Sentenza di Cassazione Penale Sez. 6 Num. 3650 Anno 2024
Penale Sent. Sez. 6   Num. 3650  Anno 2024
Presidente: COGNOME NOME
Relatore: COGNOME NOME
Data Udienza: 10/10/2023
SENTENZA
Sul ricorso proposto da
NOME NOME, nato a Erice il DATA_NASCITA
avverso la sentenza emessa dalla Corte di appello di Palermo il 24/02/2023
visti gli atti ed esaminato il ricorso;
udita la relazione svolta dal Consigliere, NOME COGNOME;
lette le conclusioni del Sostituto Procuratore Generale, AVV_NOTAIO NOME AVV_NOTAIO, che ha chiesto che il ricorso sia dichiarato inammissibile;
lette le conclusioni e la memoria dell’AVV_NOTAIO, difensore dell’imputato, che ha insistito per l’accoglimento dei motivi di ricorso;
RITENUTO IN FATTO
1 La Corte di appello di Palermo, in riforma della sentenza di primo grado, ha assolto NOME dal reato di cui all’art. 116, commi 15 e 17, del Codice della Strada, ma ha confermato il giudizio di responsabilità per il reato previsto dall’art. 336 cod. pen.
All’imputato è contestato, di avere minacciato, durante le operazioni di notifica dei verbali di contestazione delle violazioni al Codice della strada, il maresciallo NOME COGNOME al fine di fargli ommettere il compimento di un atto del suo ufficio.
Ha proposto ricorso per cassazione l’imputato articolando due motivi.
2.1. Con il primo si deduce vizio di motivazione quanto alla ritenuta recidiva di cui all’art. 99, comma 4, cod. pen.
La Corte si sarebbe limitata ad affermare che, in assenza di elementi favorevoli per escludere l’esistenza di un “nesso criminoso personologico tra il fatto in contestazione e i precedenti penali riportati”, non vi sarebbero nella specie le condizioni per escludere la contestata recidiva (così il ricorso),
Una motivazione, a dire del ricorrente, viziata, essendo stata ritenuta la recidiva senza una valutazione in concreto sulla maggiore attitudine a delinquere del reo.
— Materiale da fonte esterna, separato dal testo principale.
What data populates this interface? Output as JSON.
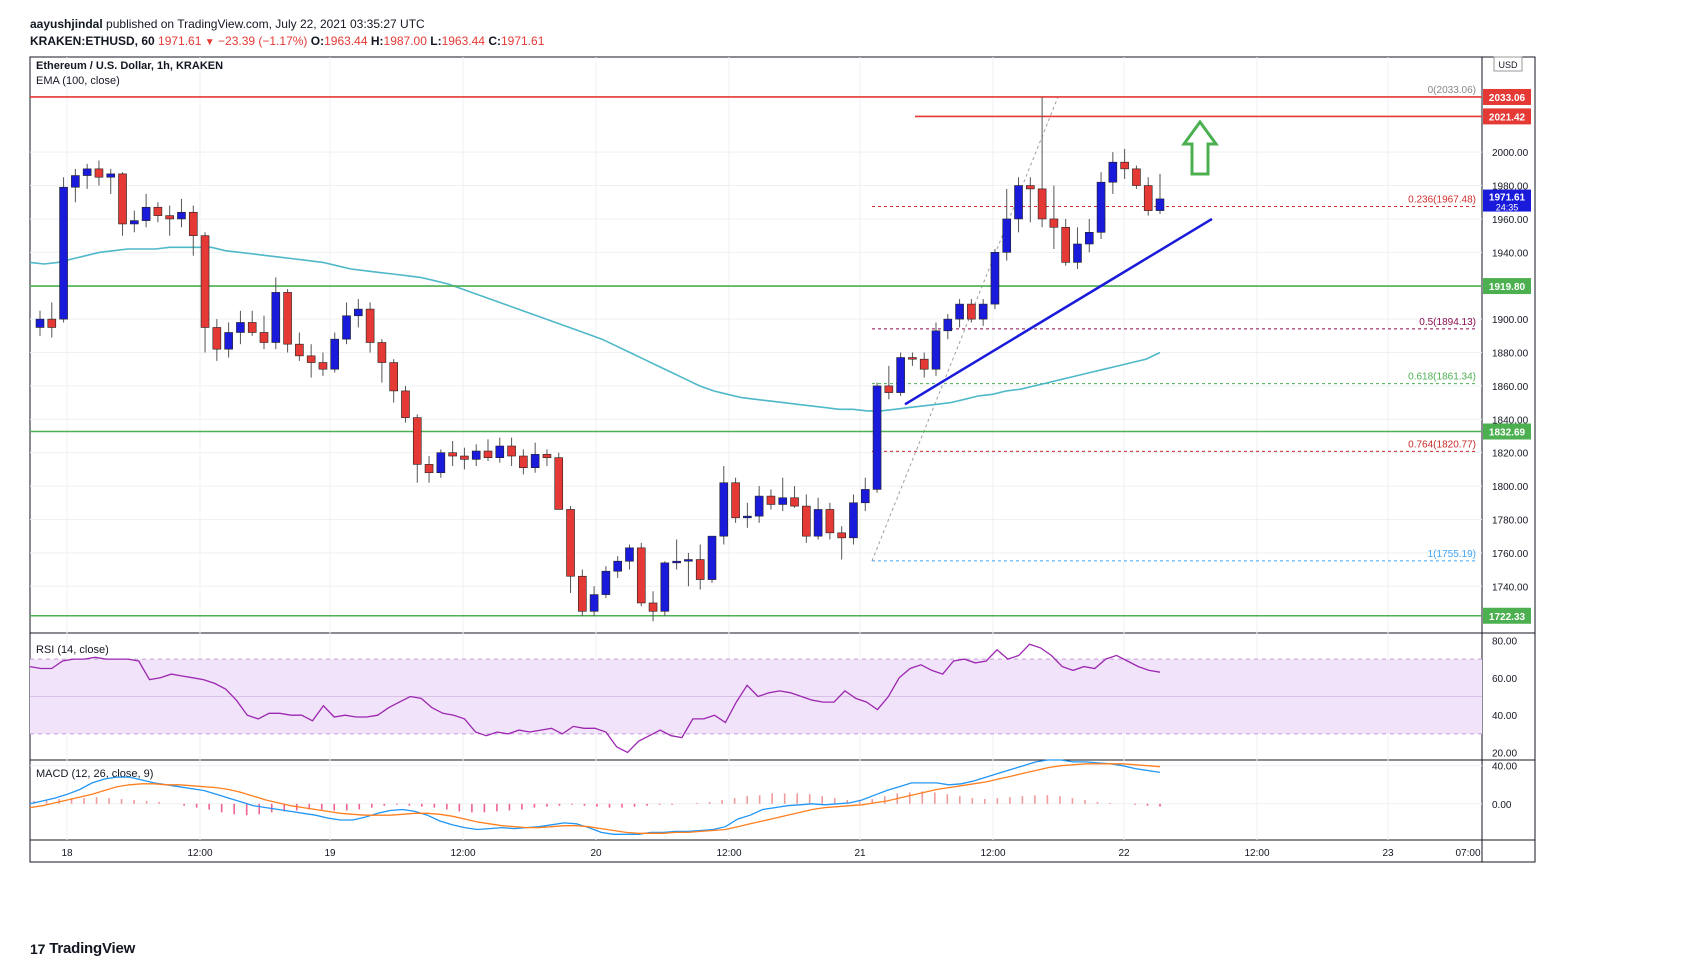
{
  "header": {
    "author": "aayushjindal",
    "published_text": "published on TradingView.com, July 22, 2021 03:35:27 UTC",
    "symbol": "KRAKEN:ETHUSD, 60",
    "last": "1971.61",
    "change": "−23.39 (−1.17%)",
    "o_label": "O:",
    "o_value": "1963.44",
    "h_label": "H:",
    "h_value": "1987.00",
    "l_label": "L:",
    "l_value": "1963.44",
    "c_label": "C:",
    "c_value": "1971.61"
  },
  "logo": {
    "text": "TradingView"
  },
  "colors": {
    "up": "#1a1adb",
    "down": "#e53935",
    "ema": "#4fb8c9",
    "rsi": "#9c27b0",
    "macd": "#2196f3",
    "signal": "#ff7f1f",
    "support": "#4caf50",
    "resistance": "#e53935",
    "trend": "#1a1adb",
    "arrow": "#4caf50"
  },
  "chart_data": [
    {
      "type": "candlestick",
      "title": "Ethereum / U.S. Dollar, 1h, KRAKEN",
      "indicator_label": "EMA (100, close)",
      "currency": "USD",
      "x_tick_labels": [
        "18",
        "12:00",
        "19",
        "12:00",
        "20",
        "12:00",
        "21",
        "12:00",
        "22",
        "12:00",
        "23",
        "07:00"
      ],
      "y_ticks": [
        1740,
        1760,
        1780,
        1800,
        1820,
        1840,
        1860,
        1880,
        1900,
        1920,
        1940,
        1960,
        1980,
        2000
      ],
      "ylim": [
        1712,
        2057
      ],
      "candles_ohlc": [
        [
          1895,
          1905,
          1890,
          1900
        ],
        [
          1900,
          1910,
          1889,
          1895
        ],
        [
          1900,
          1985,
          1898,
          1979
        ],
        [
          1979,
          1990,
          1970,
          1986
        ],
        [
          1986,
          1993,
          1978,
          1990
        ],
        [
          1990,
          1995,
          1980,
          1985
        ],
        [
          1985,
          1990,
          1975,
          1987
        ],
        [
          1987,
          1988,
          1950,
          1957
        ],
        [
          1957,
          1965,
          1952,
          1959
        ],
        [
          1959,
          1975,
          1955,
          1967
        ],
        [
          1967,
          1970,
          1958,
          1962
        ],
        [
          1962,
          1968,
          1950,
          1960
        ],
        [
          1960,
          1972,
          1955,
          1964
        ],
        [
          1964,
          1968,
          1938,
          1950
        ],
        [
          1950,
          1952,
          1880,
          1895
        ],
        [
          1895,
          1900,
          1875,
          1882
        ],
        [
          1882,
          1898,
          1877,
          1892
        ],
        [
          1892,
          1905,
          1885,
          1898
        ],
        [
          1898,
          1905,
          1890,
          1892
        ],
        [
          1892,
          1902,
          1882,
          1886
        ],
        [
          1886,
          1925,
          1882,
          1916
        ],
        [
          1916,
          1918,
          1880,
          1885
        ],
        [
          1885,
          1892,
          1875,
          1878
        ],
        [
          1878,
          1885,
          1865,
          1874
        ],
        [
          1874,
          1880,
          1866,
          1870
        ],
        [
          1870,
          1892,
          1868,
          1888
        ],
        [
          1888,
          1910,
          1885,
          1902
        ],
        [
          1902,
          1912,
          1895,
          1906
        ],
        [
          1906,
          1910,
          1880,
          1886
        ],
        [
          1886,
          1888,
          1862,
          1874
        ],
        [
          1874,
          1876,
          1850,
          1857
        ],
        [
          1857,
          1860,
          1838,
          1841
        ],
        [
          1841,
          1843,
          1802,
          1813
        ],
        [
          1813,
          1818,
          1802,
          1808
        ],
        [
          1808,
          1822,
          1805,
          1820
        ],
        [
          1820,
          1827,
          1812,
          1818
        ],
        [
          1818,
          1823,
          1810,
          1816
        ],
        [
          1816,
          1825,
          1812,
          1821
        ],
        [
          1821,
          1828,
          1815,
          1817
        ],
        [
          1817,
          1829,
          1814,
          1824
        ],
        [
          1824,
          1829,
          1812,
          1818
        ],
        [
          1818,
          1822,
          1807,
          1811
        ],
        [
          1811,
          1826,
          1808,
          1819
        ],
        [
          1819,
          1822,
          1812,
          1817
        ],
        [
          1817,
          1820,
          1788,
          1786
        ],
        [
          1786,
          1788,
          1736,
          1746
        ],
        [
          1746,
          1750,
          1722,
          1725
        ],
        [
          1725,
          1740,
          1722,
          1735
        ],
        [
          1735,
          1752,
          1733,
          1749
        ],
        [
          1749,
          1758,
          1745,
          1755
        ],
        [
          1755,
          1765,
          1750,
          1763
        ],
        [
          1763,
          1766,
          1728,
          1730
        ],
        [
          1730,
          1737,
          1719,
          1725
        ],
        [
          1725,
          1755,
          1722,
          1754
        ],
        [
          1754,
          1768,
          1750,
          1755
        ],
        [
          1755,
          1760,
          1740,
          1756
        ],
        [
          1756,
          1765,
          1738,
          1744
        ],
        [
          1744,
          1770,
          1742,
          1770
        ],
        [
          1770,
          1812,
          1765,
          1802
        ],
        [
          1802,
          1805,
          1778,
          1781
        ],
        [
          1781,
          1790,
          1775,
          1782
        ],
        [
          1782,
          1800,
          1778,
          1794
        ],
        [
          1794,
          1798,
          1786,
          1789
        ],
        [
          1789,
          1805,
          1785,
          1793
        ],
        [
          1793,
          1800,
          1787,
          1788
        ],
        [
          1788,
          1795,
          1766,
          1770
        ],
        [
          1770,
          1793,
          1768,
          1786
        ],
        [
          1786,
          1790,
          1768,
          1772
        ],
        [
          1772,
          1776,
          1756,
          1769
        ],
        [
          1769,
          1795,
          1765,
          1790
        ],
        [
          1790,
          1805,
          1785,
          1798
        ],
        [
          1798,
          1862,
          1796,
          1860
        ],
        [
          1860,
          1872,
          1852,
          1856
        ],
        [
          1856,
          1880,
          1854,
          1877
        ],
        [
          1877,
          1880,
          1872,
          1876
        ],
        [
          1876,
          1880,
          1865,
          1870
        ],
        [
          1870,
          1898,
          1866,
          1893
        ],
        [
          1893,
          1903,
          1888,
          1900
        ],
        [
          1900,
          1912,
          1895,
          1909
        ],
        [
          1909,
          1912,
          1898,
          1900
        ],
        [
          1900,
          1912,
          1896,
          1909
        ],
        [
          1909,
          1942,
          1906,
          1940
        ],
        [
          1940,
          1978,
          1935,
          1960
        ],
        [
          1960,
          1985,
          1952,
          1980
        ],
        [
          1980,
          1985,
          1958,
          1978
        ],
        [
          1978,
          2033,
          1955,
          1960
        ],
        [
          1960,
          1980,
          1942,
          1955
        ],
        [
          1955,
          1960,
          1932,
          1934
        ],
        [
          1934,
          1955,
          1930,
          1945
        ],
        [
          1945,
          1960,
          1940,
          1952
        ],
        [
          1952,
          1988,
          1948,
          1982
        ],
        [
          1982,
          2000,
          1975,
          1994
        ],
        [
          1994,
          2002,
          1984,
          1990
        ],
        [
          1990,
          1992,
          1978,
          1980
        ],
        [
          1980,
          1985,
          1962,
          1965
        ],
        [
          1965,
          1987,
          1963,
          1972
        ]
      ],
      "ema_100": [
        1934,
        1933,
        1934,
        1936,
        1938,
        1940,
        1941,
        1942,
        1942,
        1942,
        1943,
        1943,
        1943,
        1943,
        1941,
        1940,
        1939,
        1938,
        1937,
        1936,
        1935,
        1934,
        1932,
        1930,
        1929,
        1928,
        1927,
        1926,
        1925,
        1923,
        1921,
        1918,
        1915,
        1912,
        1909,
        1906,
        1903,
        1900,
        1897,
        1894,
        1891,
        1888,
        1884,
        1880,
        1876,
        1872,
        1868,
        1864,
        1860,
        1857,
        1855,
        1853,
        1852,
        1851,
        1850,
        1849,
        1848,
        1847,
        1846,
        1846,
        1845,
        1845,
        1846,
        1847,
        1848,
        1849,
        1850,
        1852,
        1854,
        1855,
        1857,
        1858,
        1860,
        1862,
        1864,
        1866,
        1868,
        1870,
        1872,
        1874,
        1876,
        1880
      ],
      "levels": [
        {
          "label": "2033.06",
          "value": 2033.06
        },
        {
          "label": "2021.42",
          "value": 2021.42
        },
        {
          "label": "1919.80",
          "value": 1919.8
        },
        {
          "label": "1832.69",
          "value": 1832.69
        },
        {
          "label": "1722.33",
          "value": 1722.33
        }
      ],
      "fib_levels": [
        {
          "label": "0(2033.06)",
          "value": 2033.06
        },
        {
          "label": "0.236(1967.48)",
          "value": 1967.48
        },
        {
          "label": "0.5(1894.13)",
          "value": 1894.13
        },
        {
          "label": "0.618(1861.34)",
          "value": 1861.34
        },
        {
          "label": "0.764(1820.77)",
          "value": 1820.77
        },
        {
          "label": "1(1755.19)",
          "value": 1755.19
        }
      ],
      "price_label": {
        "value": "1971.61",
        "countdown": "24:35"
      },
      "trendline": {
        "from": [
          1849,
          1849
        ],
        "to_value": 1960
      }
    },
    {
      "type": "line",
      "title": "RSI (14, close)",
      "y_ticks": [
        20,
        40,
        60,
        80
      ],
      "ylim": [
        16,
        84
      ],
      "band": [
        30,
        70
      ],
      "values": [
        66,
        65,
        65,
        69,
        70,
        70,
        71,
        70,
        70,
        70,
        69,
        59,
        60,
        62,
        61,
        60,
        59,
        57,
        54,
        48,
        40,
        38,
        41,
        41,
        40,
        40,
        37,
        45,
        39,
        40,
        39,
        39,
        40,
        44,
        47,
        50,
        49,
        44,
        41,
        40,
        38,
        31,
        29,
        31,
        30,
        32,
        31,
        32,
        33,
        30,
        34,
        33,
        33,
        31,
        23,
        20,
        26,
        29,
        32,
        29,
        28,
        38,
        38,
        40,
        36,
        47,
        56,
        50,
        52,
        53,
        52,
        50,
        48,
        47,
        47,
        53,
        49,
        47,
        43,
        50,
        60,
        65,
        67,
        64,
        62,
        69,
        70,
        68,
        69,
        75,
        70,
        72,
        78,
        76,
        72,
        66,
        64,
        66,
        65,
        70,
        72,
        69,
        66,
        64,
        63
      ]
    },
    {
      "type": "line",
      "title": "MACD (12, 26, close, 9)",
      "y_ticks": [
        0,
        40
      ],
      "ylim": [
        -38,
        46
      ],
      "series": [
        {
          "name": "MACD",
          "values": [
            0,
            3,
            6,
            10,
            15,
            22,
            26,
            28,
            28,
            25,
            22,
            20,
            18,
            16,
            14,
            10,
            6,
            2,
            -2,
            -4,
            -6,
            -8,
            -10,
            -12,
            -15,
            -17,
            -17,
            -14,
            -10,
            -7,
            -6,
            -8,
            -12,
            -18,
            -22,
            -25,
            -27,
            -26,
            -25,
            -26,
            -25,
            -24,
            -22,
            -20,
            -21,
            -25,
            -30,
            -32,
            -32,
            -32,
            -30,
            -30,
            -29,
            -29,
            -28,
            -27,
            -24,
            -16,
            -12,
            -6,
            -4,
            -2,
            -1,
            0,
            -1,
            0,
            1,
            4,
            9,
            14,
            18,
            22,
            22,
            22,
            20,
            21,
            24,
            28,
            32,
            36,
            40,
            44,
            46,
            46,
            44,
            44,
            43,
            42,
            40,
            37,
            35,
            33
          ]
        },
        {
          "name": "Signal",
          "values": [
            -4,
            -2,
            1,
            4,
            7,
            10,
            14,
            18,
            20,
            21,
            21,
            20,
            20,
            19,
            18,
            17,
            15,
            12,
            8,
            4,
            1,
            -2,
            -4,
            -6,
            -8,
            -10,
            -11,
            -12,
            -12,
            -12,
            -11,
            -10,
            -10,
            -11,
            -13,
            -16,
            -19,
            -21,
            -23,
            -24,
            -25,
            -25,
            -24,
            -23,
            -23,
            -24,
            -26,
            -28,
            -30,
            -31,
            -31,
            -31,
            -30,
            -30,
            -29,
            -28,
            -27,
            -24,
            -21,
            -18,
            -15,
            -12,
            -9,
            -6,
            -4,
            -3,
            -2,
            -1,
            1,
            3,
            6,
            9,
            12,
            15,
            17,
            19,
            21,
            23,
            26,
            29,
            32,
            35,
            38,
            40,
            41,
            42,
            42,
            42,
            42,
            41,
            40,
            39
          ]
        }
      ],
      "histogram": [
        3,
        4,
        5,
        6,
        6,
        7,
        6,
        5,
        4,
        3,
        2,
        0,
        -2,
        -4,
        -6,
        -9,
        -11,
        -12,
        -11,
        -9,
        -8,
        -7,
        -6,
        -6,
        -7,
        -7,
        -6,
        -4,
        -2,
        -1,
        -2,
        -3,
        -4,
        -6,
        -8,
        -9,
        -9,
        -8,
        -7,
        -6,
        -4,
        -3,
        -2,
        -1,
        -2,
        -3,
        -4,
        -4,
        -3,
        -2,
        -1,
        -1,
        0,
        1,
        2,
        4,
        6,
        8,
        9,
        11,
        11,
        11,
        10,
        8,
        6,
        4,
        3,
        5,
        8,
        11,
        12,
        13,
        12,
        10,
        8,
        6,
        5,
        6,
        7,
        8,
        9,
        9,
        8,
        6,
        4,
        2,
        1,
        0,
        -1,
        -2,
        -3
      ]
    }
  ]
}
2.2. Con il secondo motivo si lamenta violazione del divieto di reformatio in peius.
La Corte di appello, nel calcolare l’aumento di pena per la recidiva, avrebbe erroneamente operato un aumento di pena di un terzo laddove il giudice di primo grado aveva operato in maniera errata un aumento inferiore ad un terzo.
CONSIDERATO IN DIRITTO
1. Il ricorso è inammissibile.
 Quanto al primo motivo, la Corte ha valorizzato, oltre ai precedenti penali dell’imputato, il comportamento e la condotta in concreto tenuta al fine di ritenere- a di là della imprecisa formula lessicale usata – il reato commesso espressione di una attuale pericolosità sociale idonea a giustificare in concreto la recidiva.
Nulla specifico è stato dedotto, essendosi limitato il ricorrente a censurare sul piano formale solo una parte della motivazione, senza tuttavia confrontarsi con il ragionamento complessivo compiuto dalla Corte e senza spiegare perché, nella specie, la recidiva dovrebbe essere esclusa.
 È inammissibile anche il secondo motivo di ricorso in quanto manifestamente infondato.
Il Tribunale aveva determinato la pena infliggendo rispetto a quella base di sei mesi di reclusione per il reato di cui all’art. 336 cod. pen., prima un aumento di un mese di reclusione a titolo di continuazione con gli altri reati e poi aumentando la pena di t mesi di reclusione per la recidiva; sulla pena finale di dieci mesi di reclusione il Tribun aveva operato la riduzione di un terzo per la scelta del rito abbreviato, infliggendo una pena finale di sei mesi e giorni venti di reclusione.
Dunque un procedimento di determinazione della pena errato, essendo stato operato l’aumento di pena per la recidiva dopo quello per la continuazione tra gli originari rea contestati.
La Corte di appello, dopo aver assolto dal reato originariamente posto in continuazione, ha corretto il procedimento determinativo della pena e, rispetto alle pena base di sei mesi di reclusione- la stessa indicata dal Tribunale – ha inflitto un aumento per la recidiva di tre mesi di reclusione, cioè lo stesso aumento di pena irrogata dal Tribunale per la ritenuta circostanza aggravante
Dunque, nessuna violazione del divieto di reformatio in peius.
All’inammissibilità del ricorso consegue la condanna del ricorrente al pagamento delle spese processuali e della somma di euro tremila in favore della Cassa delle ammende.
P. Q. M.
Dichiara inammissibile il ricorso e condanna il ricorrente al pagamento delle spese processuali e della somma di euro tremila in favore della Cassa delle ammende.
Così deciso in Roma, il 10 ottobre 2023.